I started this blog in June 2016, mere days after the referendum that saw the UK vote to end it’s membership of the European Union.
It started, like many projects do, with a grand idea. One that hoped to bring like minded people together. One that hoped to give people a place to get support and discuss ideas. A place that would keep a tab on events and the news and aim to myth bust spin and stats.
But, like many projects, it just didn’t go anywhere. Despite the great initial response from all the visitors to the site, I quickly became pretty despondent with not only the whole Brexit situation, but watching the ordinary people of the country polarise even more and continue to turn on each other day in, day out.
From my perspective, this only seems to have gotten worse, or at least I am noticing it more and more.
It all starts with empathy, even for those you disagree with
No matter what the topic, people of different opinions seem to be completely unable or completely unwilling to try and see things from the other side or at least try to understand how that person ended up with the opinion that they have.
For me, it’s a lesson I’ve been taught my entire life: the differences between fact and opinion, the need to accept that others may not think the same way as you and how to have a constructive conversation.
At the bottom of all this is empathy. If you want to be empathetic, you need to be more than just empathetic to people you agree with or feel sorry for, you need to empathetic to everyone. I feel especially strongly that I don’t want to be hypocritical here in this space – I can’t encourage people to love one another if I hate the people who don’t want to love one another.
Everyone is on their own journey
Sometimes I feel that people need to take a step back and remember a time in their lives where perhaps they felt differently about an issue than they do now. Perhaps you were born with a perfect sense of righteousness, but I suspect like me most of you will have at some point changed your mind on something for the better.
Once you understand this, you will understand that it is possible for a person to change their opinion. That maybe those who haven’t reached the point of changing their opinion are not bad people for having the opinion that they have. Maybe the fact that you are further along your journey or at a different stage to another doesn’t put you on some sort of moral high ground where you are able to chastise those you disagree with.
Choose whether you want to help or hinder your own cause
Imagine a time when someone with a differing opinion has confronted you with an insult. When they have tried to reduce the things you feel passionate about to something worth of ridicule. How did that make you feel? Did it make you feel like you wanted to listen to their point of view and see what they had to say? Or did it make you put your walls and entrench yourself in your own beliefs even further?
I know for me it’s the latter. When someone insults me, I want to turn on them. They are wrong. I am right.
When I have a chance to reflect on this I realise that I don’t want to make others feel this way, not least of all because if their is someone I have a chance to nudge in the direction of my cause, I’m probably better off approaching them with understanding and kindness where I can potentially chip away over time, plant seeds that may later grow, rather than make 99.99% sure they will never change their mind and possibly increase their hostility to those promoting my cause.
One of these ways may help, the other feels less likely.

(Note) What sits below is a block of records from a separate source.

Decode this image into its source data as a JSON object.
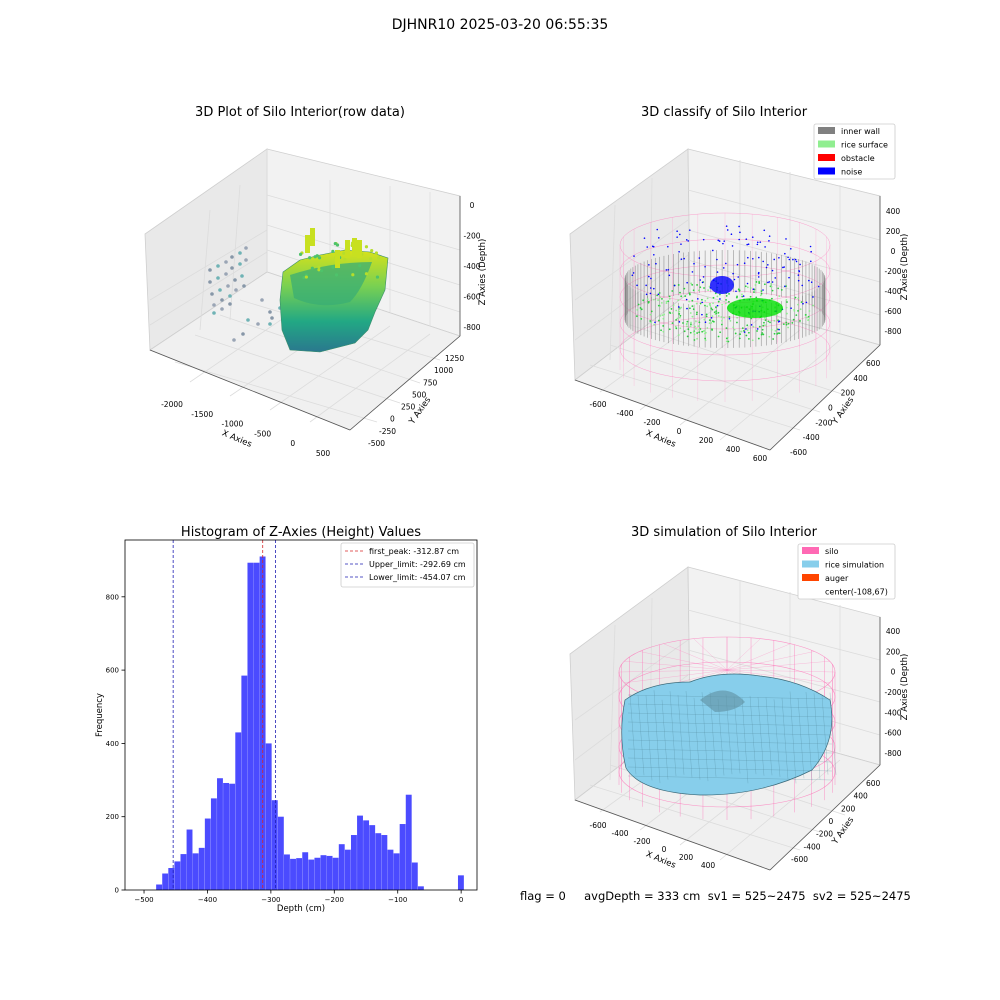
{
  "suptitle": "DJHNR10 2025-03-20 06:55:35",
  "colors": {
    "hist_bar": "#4b4bff",
    "peak_line": "#d62728",
    "limit_line": "#1f1fb4",
    "inner_wall": "#808080",
    "rice_surface": "#90ee90",
    "obstacle": "#ff0000",
    "noise": "#0000ff",
    "silo": "#ff69b4",
    "rice_simulation": "#87ceeb",
    "auger": "#ff4500"
  },
  "chart_data": [
    {
      "type": "scatter",
      "title": "3D Plot of Silo Interior(row data)",
      "xlabel": "X Axies",
      "ylabel": "Y Axies",
      "zlabel": "Z Axies (Depth)",
      "x_ticks": [
        "-2000",
        "-1500",
        "-1000",
        "-500",
        "0",
        "500"
      ],
      "y_ticks": [
        "-500",
        "-250",
        "0",
        "250",
        "500",
        "750",
        "1000",
        "1250"
      ],
      "z_ticks": [
        "0",
        "-200",
        "-400",
        "-600",
        "-800"
      ],
      "colormap": "viridis",
      "grid": true
    },
    {
      "type": "scatter",
      "title": "3D classify of Silo Interior",
      "xlabel": "X Axies",
      "ylabel": "Y Axies",
      "zlabel": "Z Axies (Depth)",
      "x_ticks": [
        "-600",
        "-400",
        "-200",
        "0",
        "200",
        "400",
        "600"
      ],
      "y_ticks": [
        "-600",
        "-400",
        "-200",
        "0",
        "200",
        "400",
        "600"
      ],
      "z_ticks": [
        "400",
        "200",
        "0",
        "-200",
        "-400",
        "-600",
        "-800"
      ],
      "legend": [
        "inner wall",
        "rice surface",
        "obstacle",
        "noise"
      ],
      "legend_position": "top-right",
      "grid": true
    },
    {
      "type": "bar",
      "title": "Histogram of Z-Axies (Height) Values",
      "xlabel": "Depth (cm)",
      "ylabel": "Frequency",
      "xlim": [
        -530,
        25
      ],
      "ylim": [
        0,
        955
      ],
      "x_ticks": [
        -500,
        -400,
        -300,
        -200,
        -100,
        0
      ],
      "y_ticks": [
        0,
        200,
        400,
        600,
        800
      ],
      "bin_width": 9.6,
      "bins": [
        [
          -480.9,
          15
        ],
        [
          -471.3,
          45
        ],
        [
          -461.7,
          60
        ],
        [
          -452.1,
          78
        ],
        [
          -442.5,
          98
        ],
        [
          -432.9,
          165
        ],
        [
          -423.3,
          100
        ],
        [
          -413.7,
          115
        ],
        [
          -404.1,
          195
        ],
        [
          -394.5,
          250
        ],
        [
          -384.9,
          305
        ],
        [
          -375.3,
          292
        ],
        [
          -365.7,
          290
        ],
        [
          -356.1,
          430
        ],
        [
          -346.5,
          585
        ],
        [
          -336.9,
          893
        ],
        [
          -327.3,
          893
        ],
        [
          -317.7,
          910
        ],
        [
          -308.1,
          400
        ],
        [
          -298.5,
          245
        ],
        [
          -288.9,
          200
        ],
        [
          -279.3,
          97
        ],
        [
          -269.7,
          85
        ],
        [
          -260.1,
          87
        ],
        [
          -250.5,
          103
        ],
        [
          -240.9,
          83
        ],
        [
          -231.3,
          88
        ],
        [
          -221.7,
          95
        ],
        [
          -212.1,
          93
        ],
        [
          -202.5,
          88
        ],
        [
          -192.9,
          125
        ],
        [
          -183.3,
          110
        ],
        [
          -173.7,
          150
        ],
        [
          -164.1,
          203
        ],
        [
          -154.5,
          190
        ],
        [
          -144.9,
          177
        ],
        [
          -135.3,
          155
        ],
        [
          -125.7,
          150
        ],
        [
          -116.1,
          110
        ],
        [
          -106.5,
          100
        ],
        [
          -96.9,
          180
        ],
        [
          -87.3,
          260
        ],
        [
          -77.7,
          75
        ],
        [
          -68.1,
          10
        ],
        [
          -5.0,
          40
        ]
      ],
      "lines": [
        {
          "label": "first_peak: -312.87 cm",
          "x": -312.87,
          "style": "dashed"
        },
        {
          "label": "Upper_limit: -292.69 cm",
          "x": -292.69,
          "style": "dashed"
        },
        {
          "label": "Lower_limit: -454.07 cm",
          "x": -454.07,
          "style": "dashed"
        }
      ],
      "legend_position": "top-right"
    },
    {
      "type": "area",
      "title": "3D simulation of Silo Interior",
      "xlabel": "X Axies",
      "ylabel": "Y Axies",
      "zlabel": "Z Axies (Depth)",
      "x_ticks": [
        "-600",
        "-400",
        "-200",
        "0",
        "200",
        "400"
      ],
      "y_ticks": [
        "-600",
        "-400",
        "-200",
        "0",
        "200",
        "400",
        "600"
      ],
      "z_ticks": [
        "400",
        "200",
        "0",
        "-200",
        "-400",
        "-600",
        "-800"
      ],
      "legend": [
        "silo",
        "rice simulation",
        "auger",
        "center(-108,67)"
      ],
      "legend_position": "top-right",
      "grid": true
    }
  ],
  "footer": "flag = 0     avgDepth = 333 cm  sv1 = 525~2475  sv2 = 525~2475"
}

No one has ever been insulted into agreement
I’ve not managed to find the original source of this quote, but I love it, and I think people should take it and have a really good think about whether they want to change opinions, or whether they want to just feel that they are right.
I know, it’s hard
I have been trying to talk to people about this a lot. Largely I have received a negative response, since rather than hearing what I am saying, take my words to be arguing against their cause or point, which I am not doing. As I result I have become frustrated with these people and written them off as those too entrenched in their own opinions to be willing to change.
I have felt this, only to realise that I am doing exactly what they are and entrenching myself in the belief that they should be more open to discussion.
So from here, I’m vowing to be more patient with them. To play the long game. To chip away bit by bit, so after some time, perhaps they will be reach to deescalate the discussion and be willing to consider the opinions of others, no matter how much they dislike them.
The 48 Percent site will be going away soon
It is far from lost on me that the very existence of a blog created for one side of a very divisive topic is not in the spirit of what I’m talking about here, and so I’ve decided that the site will soon come offline and be replaced with something dedicated to promoting the message of love and understanding.